At some extremely contrived professional mixer five years ago, a woman asked me to name the movie that surprises people when they learn I haven't seen it. Before I could answer, she volunteered her's: "Malcolm X." This alone was grounds for getting up and walking away from the bar, but I stayed because that would have been rude and she kinda looked like Sharon Leal. So I listened to her rationale ("His story just never really seemed that interesting to me"), attempted not to dry heave, and eventually answered her question:
"Love and Basketball."
If I were asked that same question today, I'd give the same answer. I've still only seen maybe 10 minutes of it. And, when people learn this, it surprises them because I played basketball in college and I (occasionally) write about love and shit. How could I, of all people, not have seen Love and Basketball?
The answer's simple: I haven't seen Love and Basketball because I played basketball. And, because I played basketball, I just couldn't buy Omar Epps as this superstar basketball player. This might seem like a minor thing, but he wasn't good enough at basketball for me to suspend my belief in the basketball scenes. I haven't been able to get into the movie because I can't get past being annoyed that this guy who's supposed to be an NBA all-star wouldn't have even made my high school team!

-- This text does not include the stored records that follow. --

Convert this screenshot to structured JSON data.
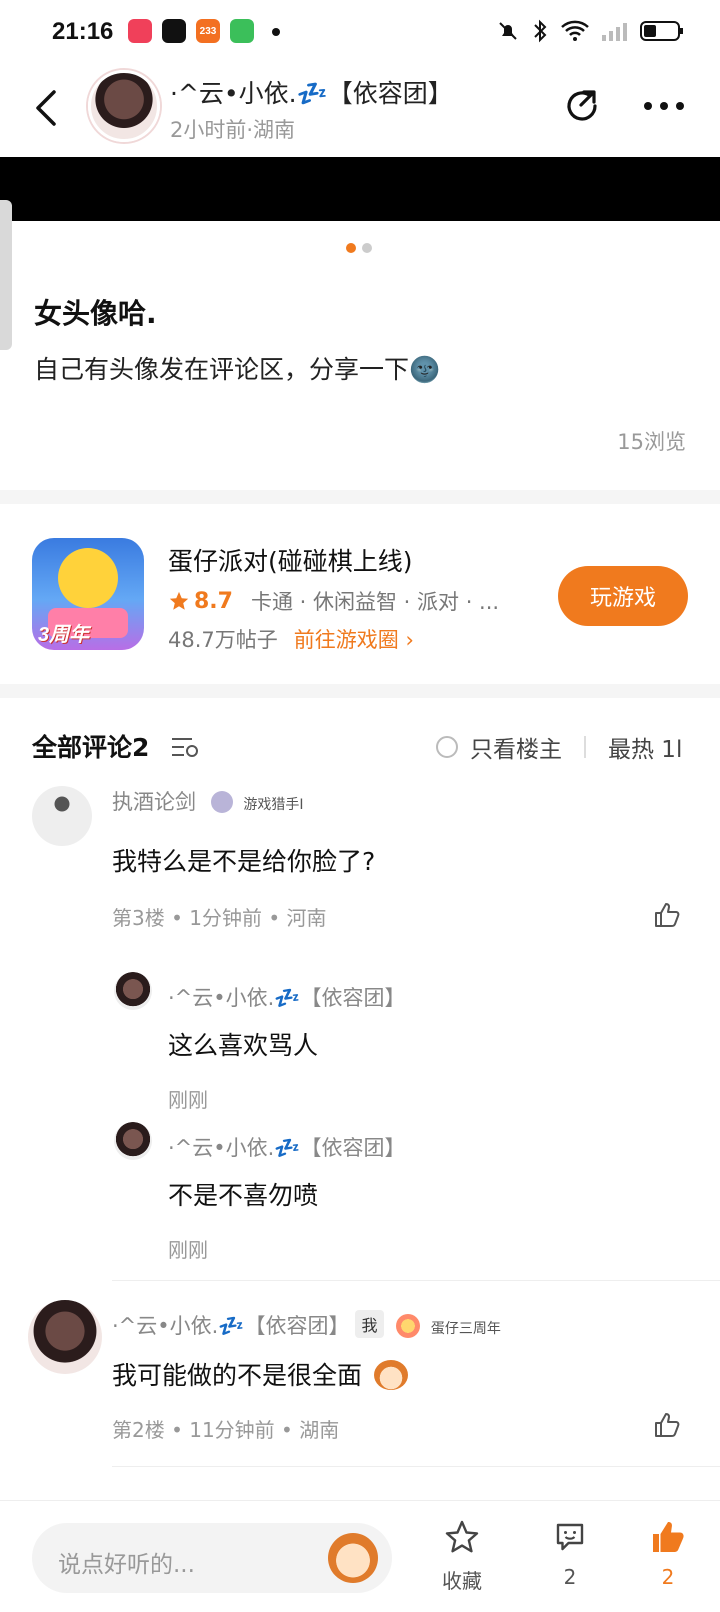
{
  "status_bar": {
    "time": "21:16",
    "app_badge_text": "233"
  },
  "header": {
    "author_name": "·^云•小依.💤【依容团】",
    "post_meta": "2小时前·湖南"
  },
  "post": {
    "title": "女头像哈.",
    "body": "自己有头像发在评论区，分享一下🌚",
    "views": "15浏览"
  },
  "game_card": {
    "name": "蛋仔派对(碰碰棋上线)",
    "score": "8.7",
    "tags": "卡通 · 休闲益智 · 派对 · ...",
    "posts": "48.7万帖子",
    "link": "前往游戏圈 ›",
    "play_label": "玩游戏",
    "icon_label": "3周年"
  },
  "comments_header": {
    "title": "全部评论2",
    "only_op": "只看楼主",
    "sort": "最热 1l"
  },
  "comments": [
    {
      "user": "执酒论剑",
      "badge": "游戏猎手I",
      "text": "我特么是不是给你脸了?",
      "meta": "第3楼 • 1分钟前 • 河南",
      "replies": [
        {
          "user": "·^云•小依.💤【依容团】",
          "text": "这么喜欢骂人",
          "time": "刚刚"
        },
        {
          "user": "·^云•小依.💤【依容团】",
          "text": "不是不喜勿喷",
          "time": "刚刚"
        }
      ]
    },
    {
      "user": "·^云•小依.💤【依容团】",
      "me_badge": "我",
      "badge": "蛋仔三周年",
      "text": "我可能做的不是很全面",
      "meta": "第2楼 • 11分钟前 • 湖南"
    }
  ],
  "bottom_bar": {
    "placeholder": "说点好听的...",
    "favorite_label": "收藏",
    "comment_count": "2",
    "like_count": "2"
  },
  "colors": {
    "accent": "#f07a1e",
    "separator": "#f5f5f5"
  }
}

This closeness to the source material is why I try to avoid most basketball movies. (The sole exceptions? Above the Rim, He Got Game, and Finding Forrester — all movies where the main characters could actually play basketball!)
And this is also why Aaliyah: The Princess of R&B was doomed from the start.
Now, I'm not here today to list all the reasons why the Aaliyah biopic was a complete dumpster fire. It was haphazardly produced, oddly casted (My favorite odd cast decision? The 6'11 Anthony Grant as Damon Dash), ridiculously dialogued, each of the main actors needed their hearts blessed, and I'm pretty certain everyone working on this project was paid in cash. There are hundreds of pieces already published — some very, very funny — on how bad this shit was.
But even if this was a top-notch production, the product still would have fallen short in most people's eyes. Why? Well…Aaliyah just hasn't been dead long enough. The biopic focused on the span of Aaliyah's life where she came to prominence and became a star, that period of time we all remember from the mid-90s to her death in 2001. And that's the problem. This shit just happened. She hasn't been gone long enough for us to reminisce and recreate memories. We still remember her very public life and the people around her. You can't make a biopic loosely based on recent common knowledge fact because those facts are still too present, too alive still for us to grant the filmmakers any leeway. Instead of a movie about a famous person it becomes a bunch of carbon paper drawings traced by a legally blind artist. It's someone attempting to explain to you how the bacon you ate yesterday morning tasted.
Maybe if you make an Aaliyah biopic in 50 years, the memories of her lifespan will have faded enough for us to accept certain artistic liberties. Now, though, the R. Kelly you cast better look exactly like R. Kelly and not Akon.